Fender has just introduced a new amp and effects modeling device, the Fender Mustang Floor. I haven’t heard it yet, but it’s an interesting box, and I’ve got a few harp player-oriented comments to share.

Fender Mustang Floor

Fender Mustang Floor

From the early reviews on sites like Sweetwater.com, it appears that the main attraction of the device for guitarists is its faithful modeling of Fender amps. Since many harp players use and love Fender amps, this is a plus. Another plus is the nine footswitches for controlling amp models, FX, and so on. More footswitches means fewer footpresses in performance to get the sound you want, which is all to the good.

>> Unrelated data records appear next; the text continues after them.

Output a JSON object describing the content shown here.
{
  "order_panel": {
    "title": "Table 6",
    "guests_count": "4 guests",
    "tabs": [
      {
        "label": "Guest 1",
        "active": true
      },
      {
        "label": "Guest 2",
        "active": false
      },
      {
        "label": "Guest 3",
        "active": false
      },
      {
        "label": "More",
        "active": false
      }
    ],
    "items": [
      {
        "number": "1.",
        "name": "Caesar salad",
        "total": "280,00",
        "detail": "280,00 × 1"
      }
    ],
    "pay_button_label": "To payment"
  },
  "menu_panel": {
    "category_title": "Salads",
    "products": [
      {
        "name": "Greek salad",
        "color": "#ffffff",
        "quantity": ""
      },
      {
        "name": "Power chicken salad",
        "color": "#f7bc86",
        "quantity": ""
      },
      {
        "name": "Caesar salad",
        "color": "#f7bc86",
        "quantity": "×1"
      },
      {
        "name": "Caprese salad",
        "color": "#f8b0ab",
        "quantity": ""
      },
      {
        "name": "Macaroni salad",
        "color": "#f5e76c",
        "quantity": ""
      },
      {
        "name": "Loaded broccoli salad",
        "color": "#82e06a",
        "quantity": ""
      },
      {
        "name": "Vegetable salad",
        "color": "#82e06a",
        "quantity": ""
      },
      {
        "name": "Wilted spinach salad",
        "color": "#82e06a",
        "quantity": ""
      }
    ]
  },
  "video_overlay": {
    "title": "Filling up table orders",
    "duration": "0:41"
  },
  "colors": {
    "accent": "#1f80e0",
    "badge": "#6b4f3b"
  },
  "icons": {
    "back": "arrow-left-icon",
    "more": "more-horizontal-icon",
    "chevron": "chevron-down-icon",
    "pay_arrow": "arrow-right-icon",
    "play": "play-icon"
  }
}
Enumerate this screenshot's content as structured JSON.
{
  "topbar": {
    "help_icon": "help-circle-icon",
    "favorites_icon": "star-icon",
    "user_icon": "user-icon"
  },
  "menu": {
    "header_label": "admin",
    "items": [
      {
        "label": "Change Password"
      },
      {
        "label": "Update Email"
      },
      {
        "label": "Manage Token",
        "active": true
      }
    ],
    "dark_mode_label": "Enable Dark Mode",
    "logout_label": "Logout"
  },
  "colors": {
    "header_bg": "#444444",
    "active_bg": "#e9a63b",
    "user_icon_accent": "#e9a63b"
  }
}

Where the box falls down for harp players is in the FX section. The two most popular FX in my series of patches for the Digitech RP series devices are the pitch shifter and the rotary speaker; I know that I can’t live without a low octave doubler anymore, and the rotary speaker is terrifically useful in many, many different styles. Neither of these FX are included in the Mustang Floor, and two of the nine FX included–the ring modulator and step filter–are pretty unlikely to interest harp players. Ditto for a number of the other mod FX, such as the variations on phasing, chorus, flanging, and so on.

This is okay so far as it goes, but then we add in the price–about $300–which is $100 over the suggested retail price for the Digitech RP355, a very capable device that gives harp players a wider range of amp models and useful FX–and the value for money question comes up strong. CORRECTION Nov. 3 2012: Street price for the Mustang Floor is about $200, so the same as an RP355. The RP355 offers more variety, as described above, but the price-performance comparison is certainly a lot closer at $200 for a Mustang Floor.

I think the Mustang Floor will appeal most to harp players who want a traditional Fender amp sound with good reverbs and delays, and nothing more. However, those players will need to ask themselves whether it’s worth springing for the Mustang Floor over the Tech21 Blonde pedal, another Fender amp emulator that costs about $150 new, is much smaller and lighter than the Mustang Floor, produces an excellent range of Fender amp tones, and runs on battery, a very convenient feature at a jam session. The Blonde doesn’t include reverb or delay, but many players don’t seem to find either essential, and those that do can easily add either or both to the FX chain when they feel like it.

I’ll look forward to trying this device out, and will report on what I hear when I do. in the meantime, if you get a chance to check out the Mustang Floor, let me know what you hear.